I know it’s a day late, I had work for the past 2 days, but it’s still Valentine’s Day in other parts of the world and I’m still feeling the buzz simply because I didn’t have time to super enjoy the moments on the day itself. An aunt of mine who loves me dearly and homeschools her kids shared a bit of St. Valentine history with me. I’m sure a lot of people have looked into the legend of Valentine’s Day for the sake of it, but I’m not one of them so I was sweetly surprised by the story of a martyred Christian named Valentinus who truly lived (his remains are buried in a church) and a young , blind girl named Julia, the pretty young daughter of his jailer, Asterius. There are subtle, downplayed hints of Valentinus falling for Julia in the end but these remain in question given how young she might have truly been, in other accounts he was an old man and she was a child, but in this image as you can see, it may not have been that way. It was always stated in the different stories though regardless of how old she may have been that Julia was beautiful and bright (naks, lol).

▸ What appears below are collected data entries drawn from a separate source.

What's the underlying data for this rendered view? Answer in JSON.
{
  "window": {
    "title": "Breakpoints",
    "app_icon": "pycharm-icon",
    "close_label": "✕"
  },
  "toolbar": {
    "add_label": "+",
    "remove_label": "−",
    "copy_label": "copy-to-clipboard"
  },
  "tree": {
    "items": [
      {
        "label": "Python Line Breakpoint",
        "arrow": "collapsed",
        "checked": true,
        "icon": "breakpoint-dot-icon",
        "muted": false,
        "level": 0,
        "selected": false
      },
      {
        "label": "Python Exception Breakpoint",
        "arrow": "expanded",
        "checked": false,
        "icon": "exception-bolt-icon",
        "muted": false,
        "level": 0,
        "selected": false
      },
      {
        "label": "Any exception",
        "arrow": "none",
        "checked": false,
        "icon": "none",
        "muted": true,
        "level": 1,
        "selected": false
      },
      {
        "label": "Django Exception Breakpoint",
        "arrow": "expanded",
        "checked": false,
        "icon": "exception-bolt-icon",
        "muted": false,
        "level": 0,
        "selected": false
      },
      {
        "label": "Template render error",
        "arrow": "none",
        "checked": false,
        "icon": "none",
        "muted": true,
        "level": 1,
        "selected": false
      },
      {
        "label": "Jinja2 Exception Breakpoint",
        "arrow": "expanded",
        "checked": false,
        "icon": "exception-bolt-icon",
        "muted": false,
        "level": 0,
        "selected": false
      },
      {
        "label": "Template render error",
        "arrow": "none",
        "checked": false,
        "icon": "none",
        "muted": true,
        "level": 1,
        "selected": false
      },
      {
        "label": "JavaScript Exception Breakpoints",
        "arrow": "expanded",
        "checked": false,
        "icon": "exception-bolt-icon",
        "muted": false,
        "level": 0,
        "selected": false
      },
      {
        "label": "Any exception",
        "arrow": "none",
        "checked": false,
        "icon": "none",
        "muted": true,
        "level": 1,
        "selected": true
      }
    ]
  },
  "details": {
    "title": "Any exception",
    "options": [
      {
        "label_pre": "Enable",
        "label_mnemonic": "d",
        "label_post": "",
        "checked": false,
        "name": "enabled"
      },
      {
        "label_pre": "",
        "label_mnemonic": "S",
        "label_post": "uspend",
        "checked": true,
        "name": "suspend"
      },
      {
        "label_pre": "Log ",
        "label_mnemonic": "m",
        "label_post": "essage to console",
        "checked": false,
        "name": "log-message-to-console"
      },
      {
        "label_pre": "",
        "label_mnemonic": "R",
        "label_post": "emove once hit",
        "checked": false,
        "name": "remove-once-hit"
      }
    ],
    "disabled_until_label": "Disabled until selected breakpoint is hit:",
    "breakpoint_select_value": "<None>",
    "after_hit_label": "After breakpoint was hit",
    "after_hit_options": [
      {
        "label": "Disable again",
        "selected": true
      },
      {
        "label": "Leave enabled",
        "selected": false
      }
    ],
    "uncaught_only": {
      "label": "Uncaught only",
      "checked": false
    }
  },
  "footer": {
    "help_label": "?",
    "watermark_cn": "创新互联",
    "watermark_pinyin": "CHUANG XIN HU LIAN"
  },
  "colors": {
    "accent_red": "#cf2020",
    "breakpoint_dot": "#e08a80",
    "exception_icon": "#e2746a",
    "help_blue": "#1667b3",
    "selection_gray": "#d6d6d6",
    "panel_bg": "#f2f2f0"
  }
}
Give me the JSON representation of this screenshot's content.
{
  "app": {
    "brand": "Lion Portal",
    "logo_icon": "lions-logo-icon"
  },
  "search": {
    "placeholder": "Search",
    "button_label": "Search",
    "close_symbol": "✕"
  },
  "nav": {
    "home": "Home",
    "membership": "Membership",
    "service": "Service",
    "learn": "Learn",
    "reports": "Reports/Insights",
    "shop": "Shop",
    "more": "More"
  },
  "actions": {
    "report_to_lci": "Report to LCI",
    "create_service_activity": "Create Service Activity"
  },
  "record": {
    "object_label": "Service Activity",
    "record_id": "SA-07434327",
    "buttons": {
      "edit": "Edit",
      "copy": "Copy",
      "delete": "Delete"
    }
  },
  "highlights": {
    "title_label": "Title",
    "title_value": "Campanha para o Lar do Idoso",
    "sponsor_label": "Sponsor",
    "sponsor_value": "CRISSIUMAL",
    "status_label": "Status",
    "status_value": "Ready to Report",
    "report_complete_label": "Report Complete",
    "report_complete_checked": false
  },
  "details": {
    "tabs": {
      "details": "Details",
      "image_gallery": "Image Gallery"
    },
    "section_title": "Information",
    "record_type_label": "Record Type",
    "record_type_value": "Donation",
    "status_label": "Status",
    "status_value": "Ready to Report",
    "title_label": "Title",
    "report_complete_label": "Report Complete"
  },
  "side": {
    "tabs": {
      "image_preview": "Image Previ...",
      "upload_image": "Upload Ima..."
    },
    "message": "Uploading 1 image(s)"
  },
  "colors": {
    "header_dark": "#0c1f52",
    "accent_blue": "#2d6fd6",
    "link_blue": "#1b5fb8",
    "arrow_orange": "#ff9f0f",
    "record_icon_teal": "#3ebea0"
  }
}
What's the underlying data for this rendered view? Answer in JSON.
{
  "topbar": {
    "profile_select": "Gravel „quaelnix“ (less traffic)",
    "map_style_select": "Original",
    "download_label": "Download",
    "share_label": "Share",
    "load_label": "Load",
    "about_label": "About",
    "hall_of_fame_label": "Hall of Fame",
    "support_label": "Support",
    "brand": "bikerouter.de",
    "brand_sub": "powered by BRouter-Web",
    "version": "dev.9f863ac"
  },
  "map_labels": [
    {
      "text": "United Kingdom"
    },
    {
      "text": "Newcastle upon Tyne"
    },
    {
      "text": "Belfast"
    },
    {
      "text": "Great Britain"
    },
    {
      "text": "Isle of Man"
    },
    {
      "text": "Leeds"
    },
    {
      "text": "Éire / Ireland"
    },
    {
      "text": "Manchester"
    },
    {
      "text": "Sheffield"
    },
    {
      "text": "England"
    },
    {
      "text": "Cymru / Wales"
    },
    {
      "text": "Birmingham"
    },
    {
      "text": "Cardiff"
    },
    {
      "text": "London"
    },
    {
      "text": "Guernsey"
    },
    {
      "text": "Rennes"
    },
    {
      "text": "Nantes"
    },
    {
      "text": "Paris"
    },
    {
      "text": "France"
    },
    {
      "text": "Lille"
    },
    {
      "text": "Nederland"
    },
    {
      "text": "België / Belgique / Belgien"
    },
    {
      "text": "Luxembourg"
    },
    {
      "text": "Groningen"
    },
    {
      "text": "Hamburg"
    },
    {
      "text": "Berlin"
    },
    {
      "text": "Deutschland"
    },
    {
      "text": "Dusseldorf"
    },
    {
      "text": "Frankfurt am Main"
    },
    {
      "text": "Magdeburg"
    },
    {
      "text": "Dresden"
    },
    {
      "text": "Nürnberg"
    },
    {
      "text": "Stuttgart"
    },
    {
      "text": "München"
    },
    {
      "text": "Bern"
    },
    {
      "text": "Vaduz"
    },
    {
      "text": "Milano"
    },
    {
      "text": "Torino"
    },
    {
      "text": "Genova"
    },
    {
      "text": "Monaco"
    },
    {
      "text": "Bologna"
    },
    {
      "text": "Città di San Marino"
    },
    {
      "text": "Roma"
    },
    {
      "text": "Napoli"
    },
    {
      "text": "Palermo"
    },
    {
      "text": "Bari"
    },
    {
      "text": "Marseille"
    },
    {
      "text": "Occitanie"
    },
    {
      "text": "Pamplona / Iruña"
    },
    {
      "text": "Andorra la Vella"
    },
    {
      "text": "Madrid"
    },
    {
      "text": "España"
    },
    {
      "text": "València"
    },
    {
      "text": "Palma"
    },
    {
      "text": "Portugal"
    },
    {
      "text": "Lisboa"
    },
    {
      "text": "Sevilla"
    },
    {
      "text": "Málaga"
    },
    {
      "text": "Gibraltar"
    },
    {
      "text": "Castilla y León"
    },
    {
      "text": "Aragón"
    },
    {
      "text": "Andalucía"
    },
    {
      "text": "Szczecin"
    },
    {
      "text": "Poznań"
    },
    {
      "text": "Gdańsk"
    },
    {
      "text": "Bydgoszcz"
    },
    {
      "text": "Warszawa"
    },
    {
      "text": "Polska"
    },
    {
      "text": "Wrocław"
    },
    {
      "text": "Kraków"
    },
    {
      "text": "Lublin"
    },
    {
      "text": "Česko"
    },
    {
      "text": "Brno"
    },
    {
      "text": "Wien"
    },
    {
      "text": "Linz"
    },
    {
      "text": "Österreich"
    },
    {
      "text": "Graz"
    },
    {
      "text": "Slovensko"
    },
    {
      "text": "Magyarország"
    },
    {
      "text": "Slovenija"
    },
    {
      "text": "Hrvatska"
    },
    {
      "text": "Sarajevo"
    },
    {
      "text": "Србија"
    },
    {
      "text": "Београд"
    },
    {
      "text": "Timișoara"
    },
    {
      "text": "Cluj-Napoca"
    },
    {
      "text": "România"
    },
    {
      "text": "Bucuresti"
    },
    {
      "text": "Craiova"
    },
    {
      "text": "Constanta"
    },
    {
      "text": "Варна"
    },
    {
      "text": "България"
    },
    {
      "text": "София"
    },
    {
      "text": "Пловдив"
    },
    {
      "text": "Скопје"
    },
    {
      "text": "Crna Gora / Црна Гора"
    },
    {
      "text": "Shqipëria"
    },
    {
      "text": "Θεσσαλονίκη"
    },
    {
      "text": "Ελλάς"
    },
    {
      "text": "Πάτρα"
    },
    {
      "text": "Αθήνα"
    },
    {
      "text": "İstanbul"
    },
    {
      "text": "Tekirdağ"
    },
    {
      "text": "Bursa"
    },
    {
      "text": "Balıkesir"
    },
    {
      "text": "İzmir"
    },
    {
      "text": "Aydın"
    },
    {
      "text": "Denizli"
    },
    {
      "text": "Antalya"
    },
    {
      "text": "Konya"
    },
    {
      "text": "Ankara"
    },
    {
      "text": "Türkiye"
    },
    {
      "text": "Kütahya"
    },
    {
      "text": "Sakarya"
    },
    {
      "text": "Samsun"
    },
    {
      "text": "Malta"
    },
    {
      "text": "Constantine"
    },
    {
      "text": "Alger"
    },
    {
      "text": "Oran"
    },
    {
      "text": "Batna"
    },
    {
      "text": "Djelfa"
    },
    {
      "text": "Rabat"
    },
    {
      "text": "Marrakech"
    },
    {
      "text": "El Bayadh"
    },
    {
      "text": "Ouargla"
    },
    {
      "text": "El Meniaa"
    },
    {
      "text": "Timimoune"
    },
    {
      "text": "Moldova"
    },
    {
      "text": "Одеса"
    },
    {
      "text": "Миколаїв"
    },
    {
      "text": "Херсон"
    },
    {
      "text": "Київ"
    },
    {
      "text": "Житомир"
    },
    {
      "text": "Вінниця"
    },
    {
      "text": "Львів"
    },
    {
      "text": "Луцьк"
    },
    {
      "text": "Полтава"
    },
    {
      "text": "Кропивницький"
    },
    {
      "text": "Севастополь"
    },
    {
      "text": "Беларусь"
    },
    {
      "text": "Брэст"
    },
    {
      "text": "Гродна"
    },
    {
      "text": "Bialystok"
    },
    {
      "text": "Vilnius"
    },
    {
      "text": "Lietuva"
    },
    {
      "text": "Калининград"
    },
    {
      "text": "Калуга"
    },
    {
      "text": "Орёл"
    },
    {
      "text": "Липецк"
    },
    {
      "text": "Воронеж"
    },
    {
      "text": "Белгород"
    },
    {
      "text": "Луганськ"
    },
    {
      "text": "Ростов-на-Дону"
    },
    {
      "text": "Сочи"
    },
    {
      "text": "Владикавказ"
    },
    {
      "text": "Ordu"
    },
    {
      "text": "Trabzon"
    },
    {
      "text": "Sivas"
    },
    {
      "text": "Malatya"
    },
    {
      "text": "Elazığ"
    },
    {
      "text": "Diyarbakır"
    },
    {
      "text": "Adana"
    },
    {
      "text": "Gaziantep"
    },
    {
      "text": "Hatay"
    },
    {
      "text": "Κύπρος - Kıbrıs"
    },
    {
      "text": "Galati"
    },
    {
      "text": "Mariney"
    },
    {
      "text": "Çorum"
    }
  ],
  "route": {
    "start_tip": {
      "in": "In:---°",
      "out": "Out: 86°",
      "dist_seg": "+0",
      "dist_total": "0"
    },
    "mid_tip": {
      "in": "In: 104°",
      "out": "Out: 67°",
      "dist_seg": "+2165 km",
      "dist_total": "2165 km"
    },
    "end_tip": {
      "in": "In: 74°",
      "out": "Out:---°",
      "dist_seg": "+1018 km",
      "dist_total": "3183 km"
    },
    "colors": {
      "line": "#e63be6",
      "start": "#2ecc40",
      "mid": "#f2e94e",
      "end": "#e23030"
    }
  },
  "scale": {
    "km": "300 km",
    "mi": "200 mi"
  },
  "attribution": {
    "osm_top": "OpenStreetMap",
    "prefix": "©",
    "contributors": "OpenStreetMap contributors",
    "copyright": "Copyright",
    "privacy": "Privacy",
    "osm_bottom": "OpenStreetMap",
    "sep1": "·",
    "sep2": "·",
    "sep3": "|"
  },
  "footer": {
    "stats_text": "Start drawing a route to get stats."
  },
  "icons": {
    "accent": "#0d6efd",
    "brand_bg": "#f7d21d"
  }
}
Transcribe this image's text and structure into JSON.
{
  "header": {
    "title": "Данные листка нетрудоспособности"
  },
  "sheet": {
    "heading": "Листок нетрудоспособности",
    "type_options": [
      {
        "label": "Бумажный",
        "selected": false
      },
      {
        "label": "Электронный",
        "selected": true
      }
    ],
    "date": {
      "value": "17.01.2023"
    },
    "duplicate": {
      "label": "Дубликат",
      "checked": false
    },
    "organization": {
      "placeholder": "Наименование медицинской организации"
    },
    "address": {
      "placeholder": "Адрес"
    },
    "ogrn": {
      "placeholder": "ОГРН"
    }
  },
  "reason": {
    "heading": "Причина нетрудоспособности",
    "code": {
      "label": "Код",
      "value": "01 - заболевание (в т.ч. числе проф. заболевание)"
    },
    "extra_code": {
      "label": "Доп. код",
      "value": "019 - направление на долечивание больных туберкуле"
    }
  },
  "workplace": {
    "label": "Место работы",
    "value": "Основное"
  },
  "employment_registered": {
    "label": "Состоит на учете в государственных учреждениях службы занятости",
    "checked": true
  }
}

It’s a heartbreaking but touching story about a man who literally died to uphold love and the Christian faith. In other specific accounts, he was tortured terribly. I will quote the story here from a source and will not attempt to paraphrase. The story is quite intact across several sites even official Catholic history ones. Some aspects of the story vary with regard to her being healed of blindness either within the jail cell with Valentinus after they prayed or possibly after. There is supposed little embellishment to the core story. What is not mentioned here is the true historical reason behind his imprisonment, Valentinus would illegally marry young soldiers in secret. It was not legal because young soldiers were expected to remain single and focus on being warriors. However Valentinus officiated marriages for young couples in hiding. Too romantic for words. The phrase “Love is blind…” will never sound the same for me again So goes the tale of the first Valentine:
“The story of Valentine’s Day begins in the third century with an oppressive Roman emperor and a humble Christian Martyr. The emperor was Claudius II. The Christian was Valentinus.
Claudius had ordered all Romans to worship twelve gods, and had made it a crime punishable by death to associate with Christians. But Valentinus was dedicated to the ideals of Christ; not even the threat of death could keep him from practicing his beliefs. He was arrested and imprisoned.
During the last weeks of Valentinus’s life a remarkable thing happened. Seeing that he was a man of learning, the jailer asked whether his daughter, Julia, might be brought to Valentinus for lessons. She had been blind since birth. Julia was a pretty young girl with a quick mind. Valentinus read stories of Rome’s history to her. He described the world of nature to her. He taught her arithmetic and told her about God. She saw the world through his eyes, trusted his wisdom, and found comfort in his quiet strength.
“Valentinus, does God really hear our prayers?” Julia asked one day.
“Yes, my child, He hears each one.”
“Do you know what I pray for every morning and every night? I pray that I might see. I want so much to see everything you’ve told me about!”
“God does what is best for us if we will only believe in Him,” Valentinus said.
“Oh, Valentinus, I do believe! I do!” She knelt and grasped his hand.
They sat quietly together, each praying. Suddenly there was a brilliant light in the prison cell. Radiant, Julia screamed, “Valentinus, I can see! I can see!” (in other accounts she was healed weeks later after opening his letter to her which contained a yellow crocus flower that she could slowly begin to see)
“Praise be to God!” Valentinus exclaimed, and he knelt in prayer.
On the eve of his death Valentinus wrote a last note to Julia, urging her to stay close to God. He signed it, “From your Valentine.” The next day Valentinus was killed. His sentence was carried out the next day, February 14, 270 A.D., near a gate that was later named Porta Valentini in his memory. He was buried at what is now the Church of Praxedes in Rome.
It is said that Julia planted a pink-blossomed almond tree near his grave. Today, the almond tree remains a symbol of abiding love and friendship. On each February 14, Saint Valentine’s Day, messages of affection, love, and devotion are exchanged around the world.”